The Irving Lake Association – a resident-operated organization that oversees Vilbig Lake and its shoreline development – first stocked Florida bass in Vilbig in 1993. Since then, the ILA has spent more than $16,000 and stocked almost 50,000 fish. The association also conducted a wildlife habitat survey in 1998.
“It’s paying off. We’re seeing some definite fish improvements,” said Al Kohutek, a two-year Vilbig resident and the bass club’s vice president. “[The lake] is just the right size where you can get around the whole thing with a trolling motor, but you can’t fish the whole thing in one day. There’s no crowding.”

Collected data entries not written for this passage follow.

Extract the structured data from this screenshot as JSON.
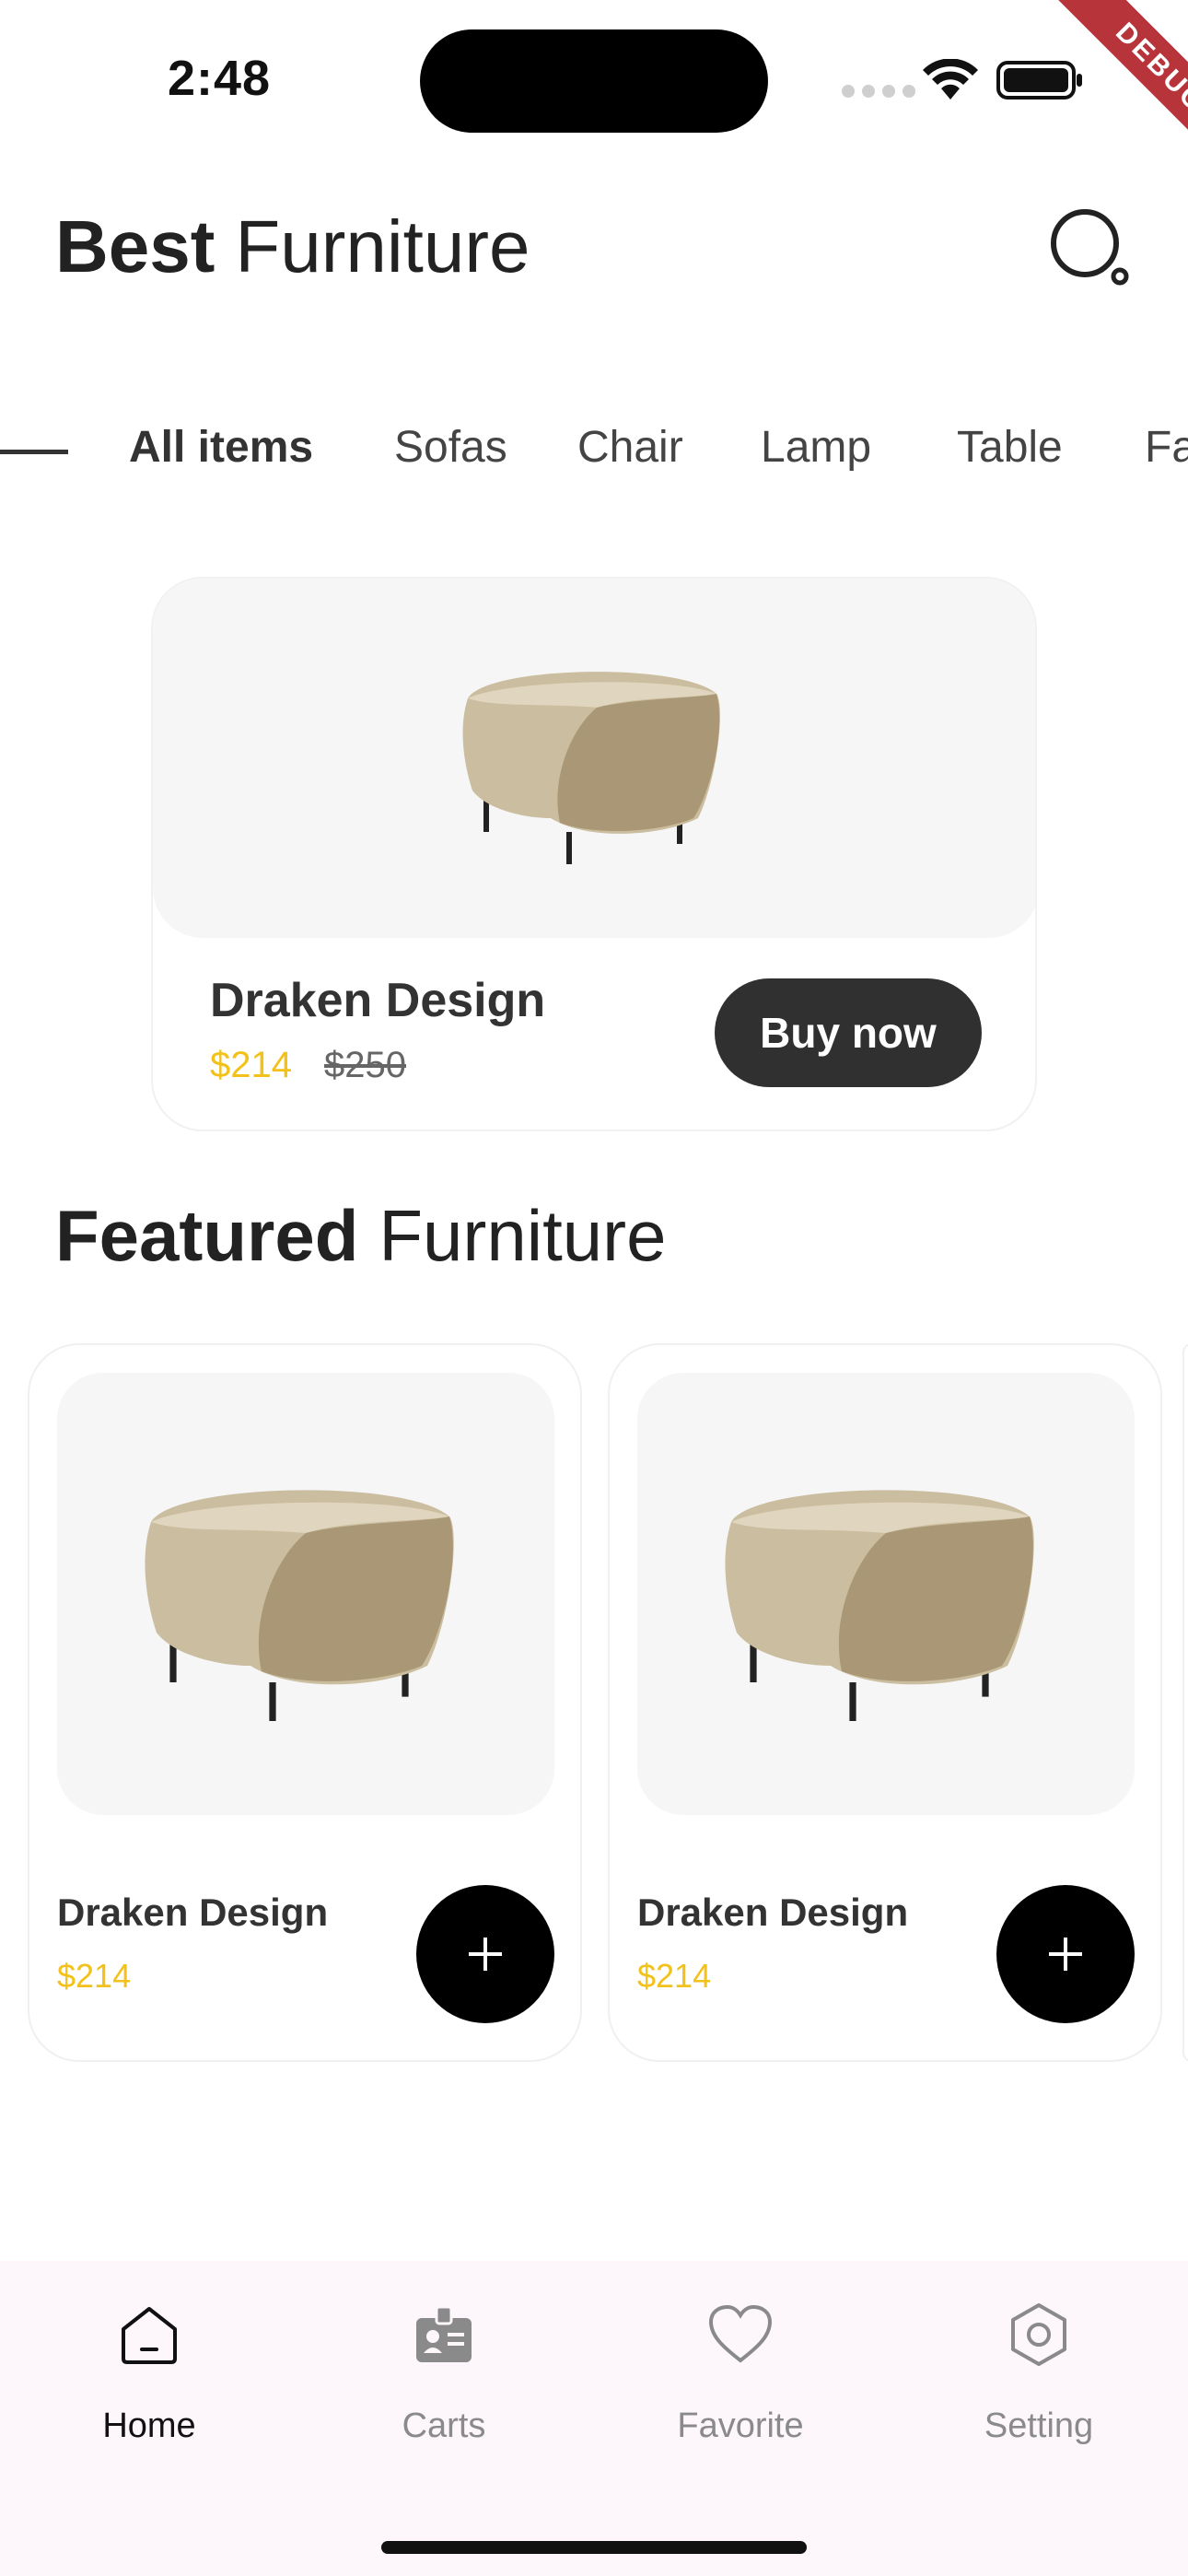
{
  "status_bar": {
    "time": "2:48",
    "debug_label": "DEBUG"
  },
  "header": {
    "title_bold": "Best",
    "title_light": "Furniture",
    "search_icon": "search-icon"
  },
  "tabs": [
    {
      "label": "All items",
      "active": true
    },
    {
      "label": "Sofas",
      "active": false
    },
    {
      "label": "Chair",
      "active": false
    },
    {
      "label": "Lamp",
      "active": false
    },
    {
      "label": "Table",
      "active": false
    },
    {
      "label": "Fa",
      "active": false
    }
  ],
  "promo": {
    "name": "Draken Design",
    "price": "$214",
    "old_price": "$250",
    "button_label": "Buy now"
  },
  "featured": {
    "title_bold": "Featured",
    "title_light": "Furniture",
    "items": [
      {
        "name": "Draken Design",
        "price": "$214"
      },
      {
        "name": "Draken Design",
        "price": "$214"
      }
    ]
  },
  "bottom_nav": [
    {
      "label": "Home",
      "icon": "home-icon",
      "active": true
    },
    {
      "label": "Carts",
      "icon": "cart-badge-icon",
      "active": false
    },
    {
      "label": "Favorite",
      "icon": "heart-icon",
      "active": false
    },
    {
      "label": "Setting",
      "icon": "gear-icon",
      "active": false
    }
  ],
  "colors": {
    "accent_price": "#f2c11a",
    "button_dark": "#303030",
    "nav_background": "#fdf6fb",
    "debug_banner": "#b8343b"
  }
}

Besides the growing bass population, which included nine 8-pounders in 2000, Vilbig also has plentiful catfish, crappie, bluegill and carp, Kohutek said. The lake has a maximum depth of about 30 feet.

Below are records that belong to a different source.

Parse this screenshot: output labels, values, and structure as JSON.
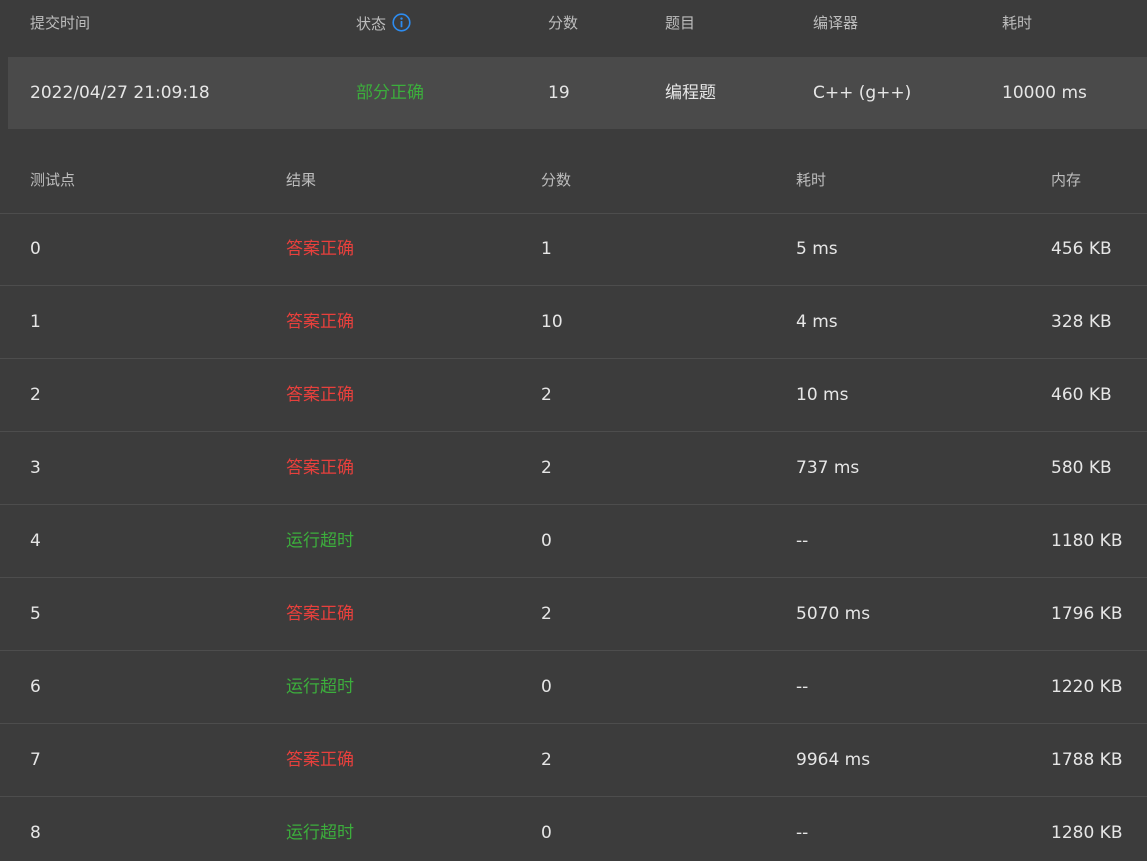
{
  "summary": {
    "headers": {
      "submit_time": "提交时间",
      "status": "状态",
      "score": "分数",
      "problem": "题目",
      "compiler": "编译器",
      "time": "耗时"
    },
    "row": {
      "submit_time": "2022/04/27 21:09:18",
      "status": "部分正确",
      "score": "19",
      "problem": "编程题",
      "compiler": "C++ (g++)",
      "time": "10000 ms"
    },
    "status_color": "#3cae3c",
    "info_icon": "info-circle-icon",
    "info_icon_color": "#2d8cf0"
  },
  "testcases": {
    "headers": {
      "case": "测试点",
      "result": "结果",
      "score": "分数",
      "time": "耗时",
      "memory": "内存"
    },
    "colors": {
      "accepted": "#e8403c",
      "time_limit": "#3cae3c"
    },
    "rows": [
      {
        "case": "0",
        "result": "答案正确",
        "kind": "ac",
        "score": "1",
        "time": "5 ms",
        "memory": "456 KB"
      },
      {
        "case": "1",
        "result": "答案正确",
        "kind": "ac",
        "score": "10",
        "time": "4 ms",
        "memory": "328 KB"
      },
      {
        "case": "2",
        "result": "答案正确",
        "kind": "ac",
        "score": "2",
        "time": "10 ms",
        "memory": "460 KB"
      },
      {
        "case": "3",
        "result": "答案正确",
        "kind": "ac",
        "score": "2",
        "time": "737 ms",
        "memory": "580 KB"
      },
      {
        "case": "4",
        "result": "运行超时",
        "kind": "tle",
        "score": "0",
        "time": "--",
        "memory": "1180 KB"
      },
      {
        "case": "5",
        "result": "答案正确",
        "kind": "ac",
        "score": "2",
        "time": "5070 ms",
        "memory": "1796 KB"
      },
      {
        "case": "6",
        "result": "运行超时",
        "kind": "tle",
        "score": "0",
        "time": "--",
        "memory": "1220 KB"
      },
      {
        "case": "7",
        "result": "答案正确",
        "kind": "ac",
        "score": "2",
        "time": "9964 ms",
        "memory": "1788 KB"
      },
      {
        "case": "8",
        "result": "运行超时",
        "kind": "tle",
        "score": "0",
        "time": "--",
        "memory": "1280 KB"
      }
    ]
  }
}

The bass club, which has sprouted from its humble beginnings as a neighborhood poker club to a membership of about 40, has a common structure to its tournaments. At the end of the five-hour tournament, anglers weigh their top three bass in competition. Highest cumulative total wins. A dead fish constitutes a one-pound penalty.
The lake originally was open to outside fishermen but has been exclusive to residents since the late 1980s. Not that many hard-core anglers would want to compete for trophies in lieu of cash, like the Vilbig faithful, anyway. But that doesn’t decrease the level of competition at tournaments.
“I’m worn out after one of these things,” Grigsby said. “It’s intense. We go at it 100 percent.”
Several steps have been taken to ensure the continued high water quality in Vilbig Lake. No gas motors are allowed, and residents schedule biannual drainage clean-ups. They help perpetuate the ecosystem by stocking crawfish and perch and by building duck boxes for waterfowl on the lake’s north side.
“Most people that live on the lake use it as a backdrop, so I don’t think they would do anything to intentionally hurt it,” said Brandon Wooddell, who holds the club record with a 9-pound bass caught in June 2000. “I think most of the people who live here are conscious of that.”
Among the projects in the planning stages are a park with picnic tables, a clubhouse and a baseball field on the north side of the lake. Erosion controls, including sea walls, already are in place to alleviate the need for dredging.
“There’s a lot of growth yet on this lake. We’re only in the beginning stages,” Grigsby said. “People who live here are willing to make that investment once they realize what a jewel we have.”
Wooddell said that’s because Vilbig residents appreciate the value of the lake, not only as a backyard novelty but as a source of community pride.
“The club has helped us grow closer as neighbors, but the lake itself brings everybody together, too,” he said. “For some of us, it’s the view. For some of us, it’s the fishing. It offers something different for everyone.”